La vecchia Margherita – mia madre – prende le solite dieci scatole di polvere vegetale mista a estratto di carne.

Nove, come sempre, le butta via senza nemmeno toccare (violare) l'involucro di plastica trasparente. Apre la scatola che nemmeno, versa la polvere in una pentola a pressione e pone la pentola sul fuoco.

Il pranzo papale è fatto anche per oggi.

Come ogni giorno.

Certo che l'enorme cucina di Margherita fa un bell'effetto. Oltre al contenitore centrale, un diciotto piedi di diametro, largamente traboccante, i rifiuti hanno invaso tutto il pavimento, per un'altezza di tre piedi buoni, salvo i passaggi – sentieri – tenuti sgombri per il via vai abituale.

Una cucina opulenta, davvero degna della corte di un papa.

Il papa più potente della storia.

Sono quasi sulla cima del palazzo. Da una finestrella posso vedere una bella fetta della città. Non so se in alto c'è il cielo – nessuno mai lo nota – ma fra il fumo e il vapore. delle numerosissime fabbriche si distinguono le sagome delle abitazioni più recenti.

Costruite come delle torri altissime.

Una meraviglia.

Sono cave, e in questo modo sono capaci di contenere tonnellate e tonnellate di ricchi rifiuti.

La gente è al lavoro.

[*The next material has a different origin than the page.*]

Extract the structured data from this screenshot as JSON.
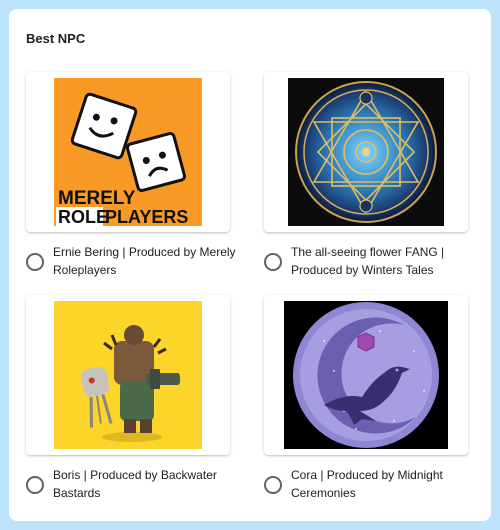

Nelle strade vi sono soltanto delle donne in giro per la spesa. Tutto sì, regolare.

Normale.

Basta. Già troppe volte mi sono dato – impartito – l'ordine di agire. Ma sempre qualcosa (accidia prudenza paura) mi ha indotto a rinviare. Procrastinare.

Domani, aspetta domani, Riccardo.

Che vergogna, Riccardo, sei un inetto, sei un coglione come mi chiama mio padre.       

Ma questo continuo rimandare dovrebbe pur avermi procurato tre vantaggi.

Uno. Oramai nessuno mi teme. Tutti ridono di me mi ritengono un imbecille, un ragnaccio assolutamente inoffensivo.

Due. In questo frattempo, di pari passo col tedio dovrebbe anche essere nato e cresciuto il mio odio. Non lo so, gente, ma mi sento una molla compressa al massimo, che una volta liberata scatterà con un vigore spaventoso.

Tre. Ho imparato bene bene a leggere e scrivere.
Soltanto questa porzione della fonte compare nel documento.